BLUEBERRY BREAD PUDDING
This
blueberry bread pudding has a streusel topping and is finished off with a
drizzle of salted caramel. The ultimate comfort food!
Course Dessert
Cuisine American
Keyword blueberry
bread pudding
Prep Time 15 minutes
Cook Time 40 minutes
Total
Time 55 minutes
Calories 402 kcal
Author Dinner
at the Zoo
Ingredients
·
For
the pudding:
·
Cooking
spray
·
7 cups cubed
challah bread can also use brioche or french bread
·
3 eggs
·
2 cups of
milk I used whole milk
·
1/2 cup granulated
sugar
·
3/4 cup fresh
blueberries
·
1/4 cup almonds finely
chopped
·
1 teaspoon vanilla
extract
·
For
the streusel:
·
1/4 cup all
purpose flour
·
1/4 cup packed
brown sugar
·
1/4 cup cold
unsalted butter cut into cubes
·
1/4 cup almonds finely
chopped
·
For
serving:
·
1/2 cup salted
caramel sauce store bought or homemade
·
whipped
cream optional
·
fresh
blueberries optional
Instructions
1.
Preheat
the oven to 350 degrees. Coat a 9 inch square pan with cooking spray. In the
pan, place 1/3 of the bread cubes in a single layer.
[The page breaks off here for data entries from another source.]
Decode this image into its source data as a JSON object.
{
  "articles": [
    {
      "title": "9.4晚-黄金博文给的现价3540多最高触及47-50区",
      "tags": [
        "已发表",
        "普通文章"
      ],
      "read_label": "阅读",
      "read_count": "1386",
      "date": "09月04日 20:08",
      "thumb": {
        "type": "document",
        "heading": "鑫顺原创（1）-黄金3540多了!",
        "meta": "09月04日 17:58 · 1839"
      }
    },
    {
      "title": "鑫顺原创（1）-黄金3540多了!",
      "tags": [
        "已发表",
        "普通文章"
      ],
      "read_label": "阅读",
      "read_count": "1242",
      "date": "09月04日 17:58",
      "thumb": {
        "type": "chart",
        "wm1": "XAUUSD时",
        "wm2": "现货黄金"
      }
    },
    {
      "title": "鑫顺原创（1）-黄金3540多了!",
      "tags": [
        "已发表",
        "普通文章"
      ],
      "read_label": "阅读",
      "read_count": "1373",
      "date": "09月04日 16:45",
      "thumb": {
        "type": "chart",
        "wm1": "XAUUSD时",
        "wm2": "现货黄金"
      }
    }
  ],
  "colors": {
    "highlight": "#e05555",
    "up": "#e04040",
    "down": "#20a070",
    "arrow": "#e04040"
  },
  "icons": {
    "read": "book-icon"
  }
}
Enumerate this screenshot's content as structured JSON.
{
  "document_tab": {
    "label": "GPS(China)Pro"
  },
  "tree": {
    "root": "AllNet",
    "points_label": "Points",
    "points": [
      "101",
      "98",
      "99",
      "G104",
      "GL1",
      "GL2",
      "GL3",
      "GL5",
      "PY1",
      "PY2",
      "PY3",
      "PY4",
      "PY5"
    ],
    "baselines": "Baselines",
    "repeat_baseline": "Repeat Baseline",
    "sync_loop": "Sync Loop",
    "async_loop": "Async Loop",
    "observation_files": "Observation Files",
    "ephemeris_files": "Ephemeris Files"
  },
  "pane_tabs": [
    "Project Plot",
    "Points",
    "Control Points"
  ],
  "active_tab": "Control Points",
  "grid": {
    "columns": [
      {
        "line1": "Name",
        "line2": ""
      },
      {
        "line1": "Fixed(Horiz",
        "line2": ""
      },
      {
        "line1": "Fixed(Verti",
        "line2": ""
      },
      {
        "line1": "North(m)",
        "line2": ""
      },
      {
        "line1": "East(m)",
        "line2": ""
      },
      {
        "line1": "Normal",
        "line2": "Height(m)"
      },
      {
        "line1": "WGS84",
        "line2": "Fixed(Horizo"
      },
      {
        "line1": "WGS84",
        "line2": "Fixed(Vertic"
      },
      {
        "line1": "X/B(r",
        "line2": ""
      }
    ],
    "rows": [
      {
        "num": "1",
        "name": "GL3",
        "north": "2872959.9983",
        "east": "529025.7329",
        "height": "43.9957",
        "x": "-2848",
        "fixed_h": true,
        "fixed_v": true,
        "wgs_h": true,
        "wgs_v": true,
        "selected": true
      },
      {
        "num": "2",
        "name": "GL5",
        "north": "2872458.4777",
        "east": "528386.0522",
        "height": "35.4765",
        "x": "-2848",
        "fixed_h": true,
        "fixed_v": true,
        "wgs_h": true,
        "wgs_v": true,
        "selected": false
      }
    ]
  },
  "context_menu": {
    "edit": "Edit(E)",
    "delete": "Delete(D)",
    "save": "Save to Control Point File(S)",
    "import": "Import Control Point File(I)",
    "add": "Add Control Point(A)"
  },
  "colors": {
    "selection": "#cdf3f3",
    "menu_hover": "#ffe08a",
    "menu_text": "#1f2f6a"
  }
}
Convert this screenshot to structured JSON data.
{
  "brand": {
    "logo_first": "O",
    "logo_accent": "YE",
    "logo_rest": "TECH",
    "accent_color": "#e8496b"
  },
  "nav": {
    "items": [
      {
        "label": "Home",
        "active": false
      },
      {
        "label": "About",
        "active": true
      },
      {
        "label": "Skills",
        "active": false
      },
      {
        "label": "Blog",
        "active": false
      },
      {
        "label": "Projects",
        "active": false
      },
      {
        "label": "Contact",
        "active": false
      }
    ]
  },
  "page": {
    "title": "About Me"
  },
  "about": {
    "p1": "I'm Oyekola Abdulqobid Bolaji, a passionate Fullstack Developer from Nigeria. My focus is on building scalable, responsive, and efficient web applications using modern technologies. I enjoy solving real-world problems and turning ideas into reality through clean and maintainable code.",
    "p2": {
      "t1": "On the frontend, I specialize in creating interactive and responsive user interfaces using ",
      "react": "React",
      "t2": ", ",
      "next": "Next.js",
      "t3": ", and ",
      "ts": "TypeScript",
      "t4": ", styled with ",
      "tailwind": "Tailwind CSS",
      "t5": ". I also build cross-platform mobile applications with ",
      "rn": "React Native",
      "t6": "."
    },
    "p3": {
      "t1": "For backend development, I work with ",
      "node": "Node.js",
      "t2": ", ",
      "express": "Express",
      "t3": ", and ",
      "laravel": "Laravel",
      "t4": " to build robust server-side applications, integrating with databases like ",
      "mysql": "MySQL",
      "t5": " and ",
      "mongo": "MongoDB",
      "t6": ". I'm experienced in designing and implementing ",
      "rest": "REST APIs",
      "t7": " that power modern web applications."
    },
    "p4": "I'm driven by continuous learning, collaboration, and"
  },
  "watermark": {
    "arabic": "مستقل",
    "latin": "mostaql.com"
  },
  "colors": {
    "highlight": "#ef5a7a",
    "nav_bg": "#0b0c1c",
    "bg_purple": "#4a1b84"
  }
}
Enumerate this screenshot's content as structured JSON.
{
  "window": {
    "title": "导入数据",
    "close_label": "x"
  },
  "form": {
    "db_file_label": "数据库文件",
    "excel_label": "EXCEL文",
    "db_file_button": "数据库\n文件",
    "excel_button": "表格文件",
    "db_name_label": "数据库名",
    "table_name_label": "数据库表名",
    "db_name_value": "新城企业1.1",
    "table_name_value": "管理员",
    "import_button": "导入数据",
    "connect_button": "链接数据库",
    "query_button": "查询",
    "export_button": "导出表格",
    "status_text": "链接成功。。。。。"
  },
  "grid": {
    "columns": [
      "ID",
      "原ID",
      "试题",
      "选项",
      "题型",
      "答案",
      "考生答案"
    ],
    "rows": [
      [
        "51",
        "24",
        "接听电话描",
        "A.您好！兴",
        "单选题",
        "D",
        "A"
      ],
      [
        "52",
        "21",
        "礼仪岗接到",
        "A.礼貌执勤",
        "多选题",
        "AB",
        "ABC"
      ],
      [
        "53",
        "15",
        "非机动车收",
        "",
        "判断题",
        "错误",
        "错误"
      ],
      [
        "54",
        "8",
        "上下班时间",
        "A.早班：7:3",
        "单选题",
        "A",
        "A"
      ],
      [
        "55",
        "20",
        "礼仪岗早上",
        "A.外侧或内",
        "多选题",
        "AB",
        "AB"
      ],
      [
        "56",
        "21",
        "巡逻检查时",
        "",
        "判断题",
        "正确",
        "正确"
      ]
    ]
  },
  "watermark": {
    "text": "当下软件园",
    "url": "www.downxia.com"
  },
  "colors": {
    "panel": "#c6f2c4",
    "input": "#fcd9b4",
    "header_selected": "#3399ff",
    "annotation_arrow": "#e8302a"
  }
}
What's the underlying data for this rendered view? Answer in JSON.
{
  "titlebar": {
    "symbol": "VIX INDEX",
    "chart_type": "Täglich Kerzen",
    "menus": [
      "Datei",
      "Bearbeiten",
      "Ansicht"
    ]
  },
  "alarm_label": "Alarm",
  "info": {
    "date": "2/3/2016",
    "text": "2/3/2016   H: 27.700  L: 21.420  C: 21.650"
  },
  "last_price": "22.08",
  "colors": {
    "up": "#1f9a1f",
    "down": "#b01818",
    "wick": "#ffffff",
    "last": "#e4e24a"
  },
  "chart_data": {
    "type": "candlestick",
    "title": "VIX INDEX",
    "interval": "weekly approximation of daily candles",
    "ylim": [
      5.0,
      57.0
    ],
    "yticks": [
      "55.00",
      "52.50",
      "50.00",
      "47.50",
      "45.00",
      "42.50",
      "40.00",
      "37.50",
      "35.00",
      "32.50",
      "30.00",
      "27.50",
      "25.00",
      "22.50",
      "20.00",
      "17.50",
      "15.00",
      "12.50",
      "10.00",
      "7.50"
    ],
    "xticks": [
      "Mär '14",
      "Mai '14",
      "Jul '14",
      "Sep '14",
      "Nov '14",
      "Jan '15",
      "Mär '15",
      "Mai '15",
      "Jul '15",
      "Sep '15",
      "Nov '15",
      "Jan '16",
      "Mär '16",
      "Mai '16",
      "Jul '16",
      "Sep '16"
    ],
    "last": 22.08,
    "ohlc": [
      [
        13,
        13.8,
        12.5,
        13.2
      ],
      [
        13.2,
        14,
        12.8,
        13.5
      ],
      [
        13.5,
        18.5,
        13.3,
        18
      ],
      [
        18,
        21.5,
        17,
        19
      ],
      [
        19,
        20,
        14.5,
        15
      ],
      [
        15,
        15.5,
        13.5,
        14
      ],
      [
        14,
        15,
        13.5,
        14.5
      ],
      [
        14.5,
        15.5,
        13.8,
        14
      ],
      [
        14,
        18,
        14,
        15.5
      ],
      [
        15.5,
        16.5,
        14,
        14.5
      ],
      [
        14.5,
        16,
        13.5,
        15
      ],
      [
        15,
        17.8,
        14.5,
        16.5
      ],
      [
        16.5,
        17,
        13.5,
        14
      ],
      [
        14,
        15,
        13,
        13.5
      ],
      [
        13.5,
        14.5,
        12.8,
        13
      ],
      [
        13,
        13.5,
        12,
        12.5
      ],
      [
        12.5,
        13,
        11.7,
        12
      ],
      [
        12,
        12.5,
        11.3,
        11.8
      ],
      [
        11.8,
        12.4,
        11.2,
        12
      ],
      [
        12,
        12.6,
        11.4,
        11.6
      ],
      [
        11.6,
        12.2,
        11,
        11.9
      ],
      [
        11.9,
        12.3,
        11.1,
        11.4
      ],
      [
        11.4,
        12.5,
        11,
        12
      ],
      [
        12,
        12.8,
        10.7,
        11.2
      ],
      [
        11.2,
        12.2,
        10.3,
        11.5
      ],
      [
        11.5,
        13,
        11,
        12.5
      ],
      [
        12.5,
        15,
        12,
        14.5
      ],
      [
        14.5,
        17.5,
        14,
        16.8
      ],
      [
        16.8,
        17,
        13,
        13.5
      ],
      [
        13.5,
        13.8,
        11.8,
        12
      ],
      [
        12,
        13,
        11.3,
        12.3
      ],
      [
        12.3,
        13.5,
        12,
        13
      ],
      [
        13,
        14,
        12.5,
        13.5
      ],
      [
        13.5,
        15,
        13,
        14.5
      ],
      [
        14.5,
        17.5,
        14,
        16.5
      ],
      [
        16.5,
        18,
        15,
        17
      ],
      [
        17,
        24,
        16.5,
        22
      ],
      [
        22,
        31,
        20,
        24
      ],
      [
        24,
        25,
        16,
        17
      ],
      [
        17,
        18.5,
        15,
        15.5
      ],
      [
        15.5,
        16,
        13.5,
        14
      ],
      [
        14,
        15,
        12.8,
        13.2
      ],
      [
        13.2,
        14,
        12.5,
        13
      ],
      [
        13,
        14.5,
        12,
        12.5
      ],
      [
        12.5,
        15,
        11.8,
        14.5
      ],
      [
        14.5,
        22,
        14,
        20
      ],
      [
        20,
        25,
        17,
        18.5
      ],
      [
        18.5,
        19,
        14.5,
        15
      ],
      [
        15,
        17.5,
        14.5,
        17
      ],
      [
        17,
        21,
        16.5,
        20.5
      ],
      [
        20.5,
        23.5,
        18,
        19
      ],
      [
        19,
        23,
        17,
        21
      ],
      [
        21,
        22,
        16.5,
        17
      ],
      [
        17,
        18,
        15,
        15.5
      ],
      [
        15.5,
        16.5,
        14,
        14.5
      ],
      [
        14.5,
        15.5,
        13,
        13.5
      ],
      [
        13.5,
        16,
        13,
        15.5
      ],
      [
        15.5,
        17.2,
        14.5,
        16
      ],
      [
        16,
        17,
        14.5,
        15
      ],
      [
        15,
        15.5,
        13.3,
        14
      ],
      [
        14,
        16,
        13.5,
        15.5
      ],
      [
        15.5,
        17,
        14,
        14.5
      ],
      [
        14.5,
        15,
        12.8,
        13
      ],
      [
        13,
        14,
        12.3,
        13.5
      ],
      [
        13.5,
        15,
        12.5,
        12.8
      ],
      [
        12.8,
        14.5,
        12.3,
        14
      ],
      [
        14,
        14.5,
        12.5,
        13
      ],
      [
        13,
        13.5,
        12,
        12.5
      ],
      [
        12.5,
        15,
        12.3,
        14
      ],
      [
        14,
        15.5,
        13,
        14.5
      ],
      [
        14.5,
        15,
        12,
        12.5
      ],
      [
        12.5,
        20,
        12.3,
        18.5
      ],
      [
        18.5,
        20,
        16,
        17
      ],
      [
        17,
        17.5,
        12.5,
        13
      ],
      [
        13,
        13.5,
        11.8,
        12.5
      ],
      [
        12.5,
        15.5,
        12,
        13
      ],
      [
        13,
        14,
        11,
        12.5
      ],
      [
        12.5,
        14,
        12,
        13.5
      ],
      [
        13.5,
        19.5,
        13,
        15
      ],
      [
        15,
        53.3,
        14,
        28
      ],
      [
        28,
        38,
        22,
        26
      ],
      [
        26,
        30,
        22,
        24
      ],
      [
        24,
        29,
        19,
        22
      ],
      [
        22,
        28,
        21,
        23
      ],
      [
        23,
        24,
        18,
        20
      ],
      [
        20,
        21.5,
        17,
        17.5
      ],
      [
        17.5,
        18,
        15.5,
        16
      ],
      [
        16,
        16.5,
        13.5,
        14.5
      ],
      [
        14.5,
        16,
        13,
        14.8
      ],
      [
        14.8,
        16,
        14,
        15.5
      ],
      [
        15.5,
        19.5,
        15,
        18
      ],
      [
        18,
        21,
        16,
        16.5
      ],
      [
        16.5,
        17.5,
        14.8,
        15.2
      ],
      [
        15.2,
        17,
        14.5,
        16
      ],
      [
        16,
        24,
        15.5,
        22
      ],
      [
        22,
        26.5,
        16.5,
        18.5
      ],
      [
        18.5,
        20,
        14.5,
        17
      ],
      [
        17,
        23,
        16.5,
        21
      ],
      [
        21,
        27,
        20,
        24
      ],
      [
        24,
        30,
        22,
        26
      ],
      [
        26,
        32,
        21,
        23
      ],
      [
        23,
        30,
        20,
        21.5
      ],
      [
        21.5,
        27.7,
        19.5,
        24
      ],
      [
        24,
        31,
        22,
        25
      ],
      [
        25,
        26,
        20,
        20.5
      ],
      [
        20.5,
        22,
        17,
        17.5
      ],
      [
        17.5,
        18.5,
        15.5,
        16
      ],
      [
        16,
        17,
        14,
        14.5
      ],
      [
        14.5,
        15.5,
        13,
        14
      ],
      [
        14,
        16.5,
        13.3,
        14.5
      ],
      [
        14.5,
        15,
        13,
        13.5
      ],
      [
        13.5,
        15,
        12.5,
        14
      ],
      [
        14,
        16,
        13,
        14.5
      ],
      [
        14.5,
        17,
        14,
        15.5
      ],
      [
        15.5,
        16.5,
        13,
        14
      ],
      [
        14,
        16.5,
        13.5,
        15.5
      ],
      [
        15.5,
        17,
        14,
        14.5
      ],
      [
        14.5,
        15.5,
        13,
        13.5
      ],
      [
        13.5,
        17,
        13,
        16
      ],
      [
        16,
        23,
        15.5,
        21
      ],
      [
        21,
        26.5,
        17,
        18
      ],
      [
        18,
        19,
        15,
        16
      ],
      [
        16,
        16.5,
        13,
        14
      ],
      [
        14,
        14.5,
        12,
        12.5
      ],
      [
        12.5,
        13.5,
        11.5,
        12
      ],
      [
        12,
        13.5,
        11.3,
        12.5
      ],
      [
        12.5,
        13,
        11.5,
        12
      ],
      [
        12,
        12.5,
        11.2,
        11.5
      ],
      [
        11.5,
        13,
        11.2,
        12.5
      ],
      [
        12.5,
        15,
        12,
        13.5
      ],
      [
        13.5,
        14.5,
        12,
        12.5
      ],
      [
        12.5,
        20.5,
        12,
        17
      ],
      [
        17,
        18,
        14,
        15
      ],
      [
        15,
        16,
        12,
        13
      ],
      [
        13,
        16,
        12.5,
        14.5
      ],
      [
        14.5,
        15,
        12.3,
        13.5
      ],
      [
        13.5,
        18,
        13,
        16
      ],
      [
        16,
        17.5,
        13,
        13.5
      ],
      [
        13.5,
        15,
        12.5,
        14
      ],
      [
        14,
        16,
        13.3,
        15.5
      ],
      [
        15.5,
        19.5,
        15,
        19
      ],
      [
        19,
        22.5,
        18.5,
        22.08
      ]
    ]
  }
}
Add half of the
blueberries and almonds. Top with another 1/3 of the bread cubes. Add the
remaining blueberries and almonds. Top with the remaining bread cubes.
2.
In
a medium bowl, whisk together the eggs, milk, sugar and vanilla until
thoroughly combined. Pour over the bread and blueberry mixture; make sure the
bread is completely covered by the custard.
3.
To
make the streusel, mix together the flour and brown sugar in a medium bowl. Cut
the butter into the flour and sugar with two forks or a pastry blender until
coarse, pebble sized crumbs form. Stir in the almonds. Sprinkle the streusel
evenly over the bread pudding.
4.
Bake
for 40 minutes or until bread pudding is golden brown and cooked through.
Remove from oven and cool for at least 30 minutes. Drizzle salted caramel over
the top and serve with whipped cream and extra blueberries if desired.